In the meantime Vail continued to lobby police for more presence, got dozens of parents to sign a petition asking the city for three school zone signs, two painted pedestrian crosswalks and an additional crossing guard.

Two weeks ago, the extra crossing guard showed up, but Vail has yet to see any additional signs or painted crosswalks. At the time he said it didn't matter, because he wasn't going anywhere until his requests were answered.

"I can't let it go," he said.

But Tuesday, after his morning shift, Vail said he got a call from a police officer telling him that if he didn't stop directing traffic or crossing children other than A'netrice, he would be arrested for obstructing traffic.

"It's unbelievable," Vail said. "Two weeks ago he told me what a wonderful job I was doing."

Hartford Police Chief Daryl K. Roberts said he applauded Vail's initiative, but when parents complained, the department had to do its job and enforce the law.

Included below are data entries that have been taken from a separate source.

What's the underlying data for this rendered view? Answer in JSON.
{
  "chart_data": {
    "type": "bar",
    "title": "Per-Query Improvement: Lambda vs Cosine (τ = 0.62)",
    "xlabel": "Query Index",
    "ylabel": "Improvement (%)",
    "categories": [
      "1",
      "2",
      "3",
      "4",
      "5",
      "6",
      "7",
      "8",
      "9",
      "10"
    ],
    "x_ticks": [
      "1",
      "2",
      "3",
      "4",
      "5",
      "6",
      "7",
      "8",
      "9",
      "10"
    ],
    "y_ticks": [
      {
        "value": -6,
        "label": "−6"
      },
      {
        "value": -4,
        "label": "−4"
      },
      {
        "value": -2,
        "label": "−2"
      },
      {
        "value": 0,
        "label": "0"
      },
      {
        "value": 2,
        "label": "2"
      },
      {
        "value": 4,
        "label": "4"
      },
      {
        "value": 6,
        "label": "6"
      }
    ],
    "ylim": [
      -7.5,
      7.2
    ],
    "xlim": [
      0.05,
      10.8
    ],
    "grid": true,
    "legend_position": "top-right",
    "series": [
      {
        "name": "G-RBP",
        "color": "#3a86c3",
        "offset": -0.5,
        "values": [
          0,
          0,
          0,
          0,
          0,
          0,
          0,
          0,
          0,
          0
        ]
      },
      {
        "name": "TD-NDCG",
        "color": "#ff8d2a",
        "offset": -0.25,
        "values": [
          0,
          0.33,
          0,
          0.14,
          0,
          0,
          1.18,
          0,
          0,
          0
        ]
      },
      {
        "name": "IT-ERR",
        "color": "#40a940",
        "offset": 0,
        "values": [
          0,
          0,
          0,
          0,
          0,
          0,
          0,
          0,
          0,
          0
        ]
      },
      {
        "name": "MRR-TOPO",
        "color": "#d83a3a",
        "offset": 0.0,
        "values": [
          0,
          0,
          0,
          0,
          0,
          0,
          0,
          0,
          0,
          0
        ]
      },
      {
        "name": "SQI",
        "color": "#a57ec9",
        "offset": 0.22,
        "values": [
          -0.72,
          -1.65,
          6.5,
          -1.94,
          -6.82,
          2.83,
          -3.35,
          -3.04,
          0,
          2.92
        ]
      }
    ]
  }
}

"It could be a public safety issue," Roberts said. "It's a sad commentary, though. He was just trying to do something that's right and good."

Mihalko said that, setting aside the new restrictions on Vail, the school still wants him to stay involved and finish what he started with safety improvements for the students and beyond.

"He still has quite a presence with the kids. They really look up to him," Mihalko said, adding that the school planned to put Vail's drive and energy to use in other areas.

Vail said he'll stay out of the street and escort only A'netrice to and from school from now on. But he plans to monitor the situation from the sidelines, write down license plate numbers if he sees wrongdoing and get the pedestrian lines done.

"And if it's a situation where I see a kid about to get hit, I won't just stand and watch it happen," he said.